Selon les autorités, l’homme a agi "seul" pour la prise d’otages dans un supermarché à Trèbes, près de Carcassonne, avant d'être abattu par les forces de l'ordre. Il se serait revendiqué du groupe terroriste Etat islamique. D’après le Premier ministre français, Edouard Philippe, tout "porte à croire qu'il s'agirait d'un acte terroriste".

Par ailleurs, un policier a été blessé par arme à feu à une épaule alors qu'il rentrait d'un footing avec des collègues près de la caserne de Carcassonne, vers 9h30. Il a été transporté à l'hôpital mais ses jours ne sont pas en danger. La voiture du tireur ayant blessé l'agent a été retrouvée sur le parking du supermarché, a indiqué une source proche du dossier.

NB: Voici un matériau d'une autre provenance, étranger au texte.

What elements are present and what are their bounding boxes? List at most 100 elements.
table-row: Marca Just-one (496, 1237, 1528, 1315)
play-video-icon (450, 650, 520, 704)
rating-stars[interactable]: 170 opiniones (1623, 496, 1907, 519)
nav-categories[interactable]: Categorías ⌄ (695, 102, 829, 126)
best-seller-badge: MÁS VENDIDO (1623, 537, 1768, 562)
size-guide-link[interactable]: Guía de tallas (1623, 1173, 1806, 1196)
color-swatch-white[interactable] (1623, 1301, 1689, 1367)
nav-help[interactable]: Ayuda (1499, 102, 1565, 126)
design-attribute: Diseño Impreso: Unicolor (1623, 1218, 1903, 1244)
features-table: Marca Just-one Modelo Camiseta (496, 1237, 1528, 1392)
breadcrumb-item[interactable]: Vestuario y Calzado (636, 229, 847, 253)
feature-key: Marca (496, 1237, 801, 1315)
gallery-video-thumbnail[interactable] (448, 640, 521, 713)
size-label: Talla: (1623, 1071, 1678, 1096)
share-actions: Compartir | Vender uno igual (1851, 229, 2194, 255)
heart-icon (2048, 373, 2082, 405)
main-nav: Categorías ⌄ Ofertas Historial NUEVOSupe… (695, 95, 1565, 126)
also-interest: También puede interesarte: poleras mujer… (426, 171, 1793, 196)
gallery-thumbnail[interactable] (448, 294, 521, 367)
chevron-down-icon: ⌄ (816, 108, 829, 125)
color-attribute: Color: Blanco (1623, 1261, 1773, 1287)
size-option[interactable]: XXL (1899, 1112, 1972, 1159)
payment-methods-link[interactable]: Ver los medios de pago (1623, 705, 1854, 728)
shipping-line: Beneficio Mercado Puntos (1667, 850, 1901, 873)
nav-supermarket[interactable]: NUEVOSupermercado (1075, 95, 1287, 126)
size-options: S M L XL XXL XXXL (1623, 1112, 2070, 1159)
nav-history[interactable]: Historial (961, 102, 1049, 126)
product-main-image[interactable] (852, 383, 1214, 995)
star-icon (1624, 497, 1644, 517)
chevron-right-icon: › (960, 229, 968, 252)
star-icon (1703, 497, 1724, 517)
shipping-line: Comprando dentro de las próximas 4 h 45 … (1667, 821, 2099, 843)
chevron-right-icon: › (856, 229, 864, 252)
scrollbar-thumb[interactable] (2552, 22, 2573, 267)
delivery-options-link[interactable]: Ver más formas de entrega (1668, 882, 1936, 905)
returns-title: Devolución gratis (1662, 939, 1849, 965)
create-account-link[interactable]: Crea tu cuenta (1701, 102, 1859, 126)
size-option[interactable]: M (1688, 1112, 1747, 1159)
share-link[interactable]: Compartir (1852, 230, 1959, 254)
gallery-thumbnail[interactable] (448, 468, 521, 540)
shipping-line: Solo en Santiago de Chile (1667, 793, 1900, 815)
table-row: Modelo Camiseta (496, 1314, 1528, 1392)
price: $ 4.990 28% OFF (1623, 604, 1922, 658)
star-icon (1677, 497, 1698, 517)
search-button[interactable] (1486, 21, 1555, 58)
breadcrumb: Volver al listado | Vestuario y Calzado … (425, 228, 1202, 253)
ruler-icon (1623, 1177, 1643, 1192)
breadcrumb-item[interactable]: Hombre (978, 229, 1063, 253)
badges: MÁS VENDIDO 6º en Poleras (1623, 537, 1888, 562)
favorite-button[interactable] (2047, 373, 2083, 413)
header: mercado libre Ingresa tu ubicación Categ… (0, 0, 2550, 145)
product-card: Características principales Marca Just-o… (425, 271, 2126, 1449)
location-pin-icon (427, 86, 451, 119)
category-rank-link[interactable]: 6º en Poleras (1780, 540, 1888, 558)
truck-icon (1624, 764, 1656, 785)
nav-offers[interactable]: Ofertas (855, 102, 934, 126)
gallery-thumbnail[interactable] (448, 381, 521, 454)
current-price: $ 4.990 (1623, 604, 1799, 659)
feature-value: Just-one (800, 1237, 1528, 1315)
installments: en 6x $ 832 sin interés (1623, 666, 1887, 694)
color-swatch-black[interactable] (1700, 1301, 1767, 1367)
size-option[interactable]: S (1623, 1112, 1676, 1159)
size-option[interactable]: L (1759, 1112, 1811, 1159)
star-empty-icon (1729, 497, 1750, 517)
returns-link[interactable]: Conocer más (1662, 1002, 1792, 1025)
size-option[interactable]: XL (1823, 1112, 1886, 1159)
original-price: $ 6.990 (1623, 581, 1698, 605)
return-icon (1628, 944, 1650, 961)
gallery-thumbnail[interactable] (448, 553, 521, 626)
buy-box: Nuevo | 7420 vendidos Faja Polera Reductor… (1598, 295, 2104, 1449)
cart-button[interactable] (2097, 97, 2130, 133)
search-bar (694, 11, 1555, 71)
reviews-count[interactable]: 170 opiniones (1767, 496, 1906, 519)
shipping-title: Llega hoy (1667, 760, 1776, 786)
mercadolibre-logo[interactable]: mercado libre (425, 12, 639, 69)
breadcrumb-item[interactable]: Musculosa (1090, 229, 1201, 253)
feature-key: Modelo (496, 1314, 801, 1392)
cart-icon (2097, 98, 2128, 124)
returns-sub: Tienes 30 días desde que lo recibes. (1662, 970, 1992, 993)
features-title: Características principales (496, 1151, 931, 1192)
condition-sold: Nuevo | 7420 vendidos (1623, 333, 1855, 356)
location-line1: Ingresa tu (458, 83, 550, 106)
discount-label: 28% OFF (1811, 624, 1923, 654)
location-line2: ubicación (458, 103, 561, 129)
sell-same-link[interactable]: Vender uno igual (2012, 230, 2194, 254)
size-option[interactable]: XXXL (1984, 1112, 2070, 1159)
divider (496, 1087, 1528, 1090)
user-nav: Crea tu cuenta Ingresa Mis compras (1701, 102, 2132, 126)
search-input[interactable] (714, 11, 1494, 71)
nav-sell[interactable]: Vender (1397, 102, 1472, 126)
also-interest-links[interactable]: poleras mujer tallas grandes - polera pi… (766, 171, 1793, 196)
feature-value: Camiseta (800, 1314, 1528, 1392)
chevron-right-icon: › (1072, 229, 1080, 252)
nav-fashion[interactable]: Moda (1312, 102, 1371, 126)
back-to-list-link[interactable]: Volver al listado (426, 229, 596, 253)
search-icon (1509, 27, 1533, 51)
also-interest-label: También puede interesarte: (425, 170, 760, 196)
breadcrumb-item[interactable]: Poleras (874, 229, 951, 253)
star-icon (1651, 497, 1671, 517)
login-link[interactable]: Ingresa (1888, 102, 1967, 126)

Plusieurs médias français rapportent en outre que le preneur d'otages aurait exigé la libération de Salah Abdeslam (photo archives), dernier membre encore en vie des commandos djihadistes des attentats de Paris en novembre 2015. Né à Bruxelles et ayant grandi dans la commune de Molenbeek, Salah Abdeslam est incarcéré en France et doit encore être jugé pour sa participation à ces attentats. Il est défendu par l’avocat belge Sven Mary.

Le ministre de l’Intérieur a annoncé ce vendredi après-midi que le niveau de la menace reste inchangé en Belgique après la prise d'otage en France. Selon lui, l'OCAM, l'organe qui coordonne l'analyse de la menace, n'a observé aucun lien entre cet événement et la Belgique.

Le niveau de la menace est passé de 3 (sérieux) à 2 (moyen) en Belgique au mois de janvier dernier.